McGwire, Sosa, Palmeiro, Canseco could find themselves shut out

McGwireAP
Despite his Hall of Fame numbers, retired slugger Mark McGwire could be excluded from Cooperstown if too much dirt is uncovered during the steroid investigation by Major League Baseball.

Gary Peterson
Bud Selig’s grand ideas have a lot in common with clay pigeons. Which is to say, they tend to be vaporized by incoming artillery before they have a chance to show whether or not they can fly.

So it has gone with his plan to investigate steroid use in baseball, starting with the period 2002 to the present. The words were barely out of his mouth before they were subjected to weapons-grade ridicule.

Now as a wise man — quite possibly Yogi Berra — once said: Be as critical as you want, as long as you’re fair. Maybe it’s not entirely fair to dismiss Selig’s folly — um, investigation — out of hand without considering the benefits it might bring baseball.

We’ll start with this: Perhaps information gathered in this investigation will provide clarity to Hall of Fame voters in coming years.
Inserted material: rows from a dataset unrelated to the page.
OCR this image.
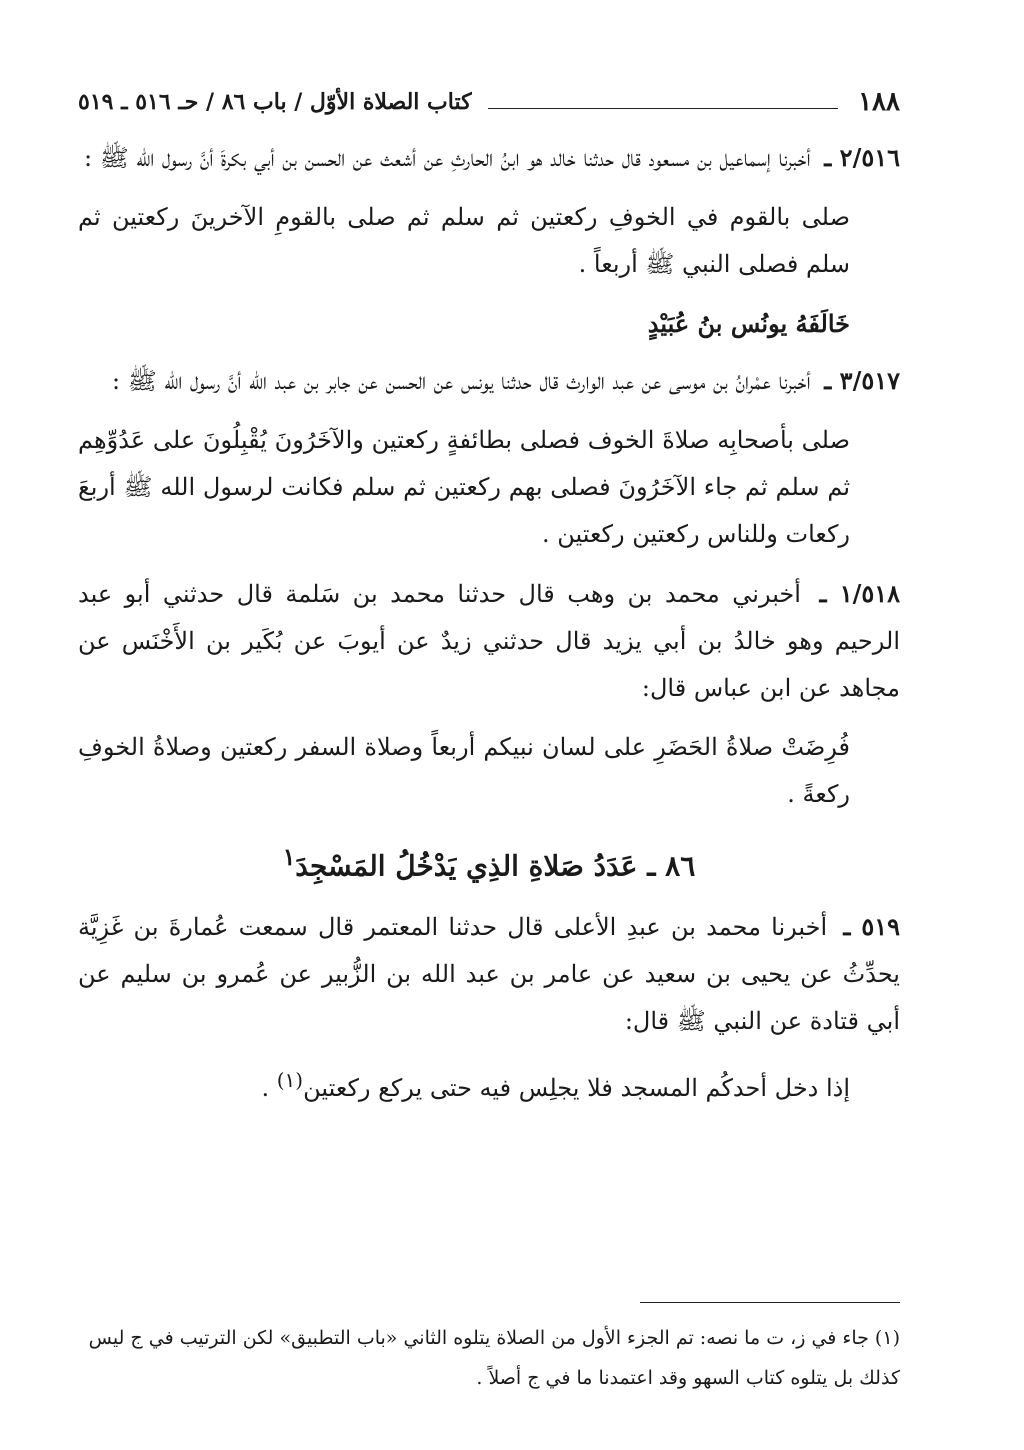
١٨٨
كتاب الصلاة الأوّل / باب ٨٦ / حـ ٥١٦ ـ ٥١٩

٢/٥١٦ ـ أخبرنا إسماعيل بن مسعود قال حدثنا خالد هو ابنُ الحارثِ عن أشعث عن الحسن بن أبي بكرةَ أنَّ رسول الله ﷺ :

صلى بالقوم في الخوفِ ركعتين ثم سلم ثم صلى بالقومِ الآخرينَ ركعتين ثم سلم فصلى النبي ﷺ أربعاً .

خَالَفَهُ يونُس بنُ عُبَيْدٍ

٣/٥١٧ ـ أخبرنا عمْرانُ بن موسى عن عبد الوارث قال حدثنا يونس عن الحسن عن جابر بن عبد الله أنَّ رسول الله ﷺ :

صلى بأصحابِه صلاةَ الخوف فصلى بطائفةٍ ركعتين والآخَرُونَ يُقْبِلُونَ على عَدُوِّهِم ثم سلم ثم جاء الآخَرُونَ فصلى بهم ركعتين ثم سلم فكانت لرسول الله ﷺ أربعَ ركعات وللناس ركعتين ركعتين .

١/٥١٨ ـ أخبرني محمد بن وهب قال حدثنا محمد بن سَلمة قال حدثني أبو عبد الرحيم وهو خالدُ بن أبي يزيد قال حدثني زيدٌ عن أيوبَ عن بُكَير بن الأَخْنَس عن مجاهد عن ابن عباس قال:

فُرِضَتْ صلاةُ الحَضَرِ على لسان نبيكم أربعاً وصلاة السفر ركعتين وصلاةُ الخوفِ ركعةً .

٨٦ ـ عَدَدُ صَلاةِ الذِي يَدْخُلُ المَسْجِدَ$^١$

٥١٩ ـ أخبرنا محمد بن عبدِ الأعلى قال حدثنا المعتمر قال سمعت عُمارةَ بن غَزِيَّة يحدِّثُ عن يحيى بن سعيد عن عامر بن عبد الله بن الزُّبير عن عُمرو بن سليم عن أبي قتادة عن النبي ﷺ قال:

إذا دخل أحدكُم المسجد فلا يجلِس فيه حتى يركع ركعتين$^{(١)}$ .

(١) جاء في ز، ت ما نصه: تم الجزء الأول من الصلاة يتلوه الثاني «باب التطبيق» لكن الترتيب في ج ليس

كذلك بل يتلوه كتاب السهو وقد اعتمدنا ما في ج أصلاً .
That voting is never easy. It is about to become infinitely more complicated, starting next December when Mark McGwire, his 583 career home runs and his aversion to yesteryear hit the ballot. He’s a lock if you go by the math. But voters like to tell you it’s about more than math.

In McGwire’s case, it’s how a voter feels about steroids and the likelihood that McGwire used them to enhance his already prodigious physical gifts. As we speak, that’s something of a judgment call.

It’s not just McGwire. Jose Canseco will be on the next ballot as well. (Don’t laugh — Johnny Mize, Ralph Kiner, Duke Snider and Orlando Cepeda all got in with fewer homers and RBI than Canseco). And while Canseco spilled prodigiously in the book he released last spring, there’s always the chance he’s still hiding something which, if brought to light, might affect his candidacy.

Rafael Palmeiro and Sammy Sosa come due after the 2010 season. The ballots between ‘06 and ‘10 (and those beyond) will be sprinkled with players whose statistics can (and perhaps ought to) be viewed with one eyebrow arched.

If the George Mitchell-led investigation turns up dirt on (hypothetically speaking) Brady Anderson, that might help bring the 2007 ballot into clearer focus. If, on the other hand, Mitchell, despite heroic efforts, can find nothing on (hypothetically) Andy Abad, that might clear a voter’s mind as he peruses the ballot in 2009.

(And it would not in any way have anything to do with the fact that Abad concluded his career with the Boston Red Sox, the team for which Mitchell currently serves as a director. It wouldn’t, it wouldn’t, it wouldn’t — Selig has promised us this.)